SANGATTA – Alat sederhana untuk belajar jarak jauh tentunya smartphone. Ponsel pintar itu mampu menunjang aktivitas belajar di tengah pandemi. Sayang, tak semua mampu untuk memiliki ponsel pintar.
Murtini, pedagang di Pasar Sangatta Selatan kebingungan dengan kondisi belajar saat ini. "Harus jualan, tapi anak harus sekolah online. Saya tidak paham pakai HP canggih," ujarnya saat disambangi kemarin (28/9). Terlebih ujian dengan metode daring membuatnya tambah panik. Dia kerap merepotkan tetangga untuk membantu putranya yang masih duduk di bangku kelas II sekolah dasar (SD) untuk bersekolah. "Minta tolong aja sama yang ngerti, ketimbang anak-anak enggak dapat nilai," tambahnya.
Belajar dengan mengandalkan sistem jaringan merupakan hal mustahil dilakukan di sejumlah kecamatan pedalaman Kutim. Banyak yang menolak menjalankan proses belajar dengan mekanisme yang saat ini menjadi satu-satunya cara untuk tak memunculkan klaster sekolah. Kondisi belajar yang sulit juga diamini seorang guru SD 004 Kaubun, Suci Wahdiah. "Kami tidak ada ujian online, jaringannya naik-turun," ungkap perempuan berhijab ini.

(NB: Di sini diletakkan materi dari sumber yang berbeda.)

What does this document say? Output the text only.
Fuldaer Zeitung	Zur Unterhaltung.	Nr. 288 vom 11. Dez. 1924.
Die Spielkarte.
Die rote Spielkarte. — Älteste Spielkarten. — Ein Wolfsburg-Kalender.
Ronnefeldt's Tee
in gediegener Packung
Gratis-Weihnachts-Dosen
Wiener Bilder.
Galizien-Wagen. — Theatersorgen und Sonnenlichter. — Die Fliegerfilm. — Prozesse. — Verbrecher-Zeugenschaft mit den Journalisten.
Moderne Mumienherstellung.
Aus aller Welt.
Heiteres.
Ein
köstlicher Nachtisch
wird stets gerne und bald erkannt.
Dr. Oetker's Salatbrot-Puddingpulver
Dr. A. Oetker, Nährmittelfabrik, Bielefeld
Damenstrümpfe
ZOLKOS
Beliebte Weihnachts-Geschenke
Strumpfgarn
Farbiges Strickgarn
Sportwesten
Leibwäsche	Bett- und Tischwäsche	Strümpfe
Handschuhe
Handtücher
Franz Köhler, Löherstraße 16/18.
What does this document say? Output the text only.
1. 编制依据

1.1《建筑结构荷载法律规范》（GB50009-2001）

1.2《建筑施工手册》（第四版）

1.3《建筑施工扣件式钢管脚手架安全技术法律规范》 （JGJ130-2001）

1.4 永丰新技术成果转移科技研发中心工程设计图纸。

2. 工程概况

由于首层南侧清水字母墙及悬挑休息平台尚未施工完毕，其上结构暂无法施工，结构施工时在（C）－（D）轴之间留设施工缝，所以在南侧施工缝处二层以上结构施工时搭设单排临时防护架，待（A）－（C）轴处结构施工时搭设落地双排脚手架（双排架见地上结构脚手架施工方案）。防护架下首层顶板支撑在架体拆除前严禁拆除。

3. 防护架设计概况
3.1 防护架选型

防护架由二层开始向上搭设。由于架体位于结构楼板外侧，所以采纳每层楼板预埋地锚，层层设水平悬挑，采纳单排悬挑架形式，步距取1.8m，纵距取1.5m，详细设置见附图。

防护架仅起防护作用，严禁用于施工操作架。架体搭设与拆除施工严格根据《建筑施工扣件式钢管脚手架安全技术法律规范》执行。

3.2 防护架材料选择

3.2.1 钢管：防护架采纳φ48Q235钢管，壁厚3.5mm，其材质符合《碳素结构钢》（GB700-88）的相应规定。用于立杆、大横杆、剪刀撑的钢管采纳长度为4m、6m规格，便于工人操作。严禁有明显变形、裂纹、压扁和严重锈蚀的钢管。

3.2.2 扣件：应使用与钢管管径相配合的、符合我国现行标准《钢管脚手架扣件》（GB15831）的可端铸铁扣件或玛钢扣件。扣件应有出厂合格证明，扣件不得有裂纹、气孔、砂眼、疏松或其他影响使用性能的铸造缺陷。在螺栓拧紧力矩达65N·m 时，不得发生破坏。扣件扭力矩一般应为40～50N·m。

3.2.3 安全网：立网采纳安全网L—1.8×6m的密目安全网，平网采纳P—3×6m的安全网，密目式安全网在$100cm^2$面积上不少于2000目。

Belajar maupun ujian tetap dilaksanakan dari rumah. Menurut dia, itu jadi satu-satunya metode yang dapat dilangsungkan di kecamatan tersebut. Jika berharap pada jaringan internet, belajar-mengajar tidak akan memadai. Artinya anak-anak tidak bersekolah. Namun, guru-guru masih harus memutar cara. Meski tidak efektif, terpaksa harus ditempuh, yakni berkumpul sepekan sekali di gedung sekolah.
"Mereka diberi tugas aja, kan edaran dari dinas harus belajar dari rumah. Jadi, setiap Minggu dikumpulkan ke sekolah. Kami ikuti sistem sejak awal pandemi," bebernya.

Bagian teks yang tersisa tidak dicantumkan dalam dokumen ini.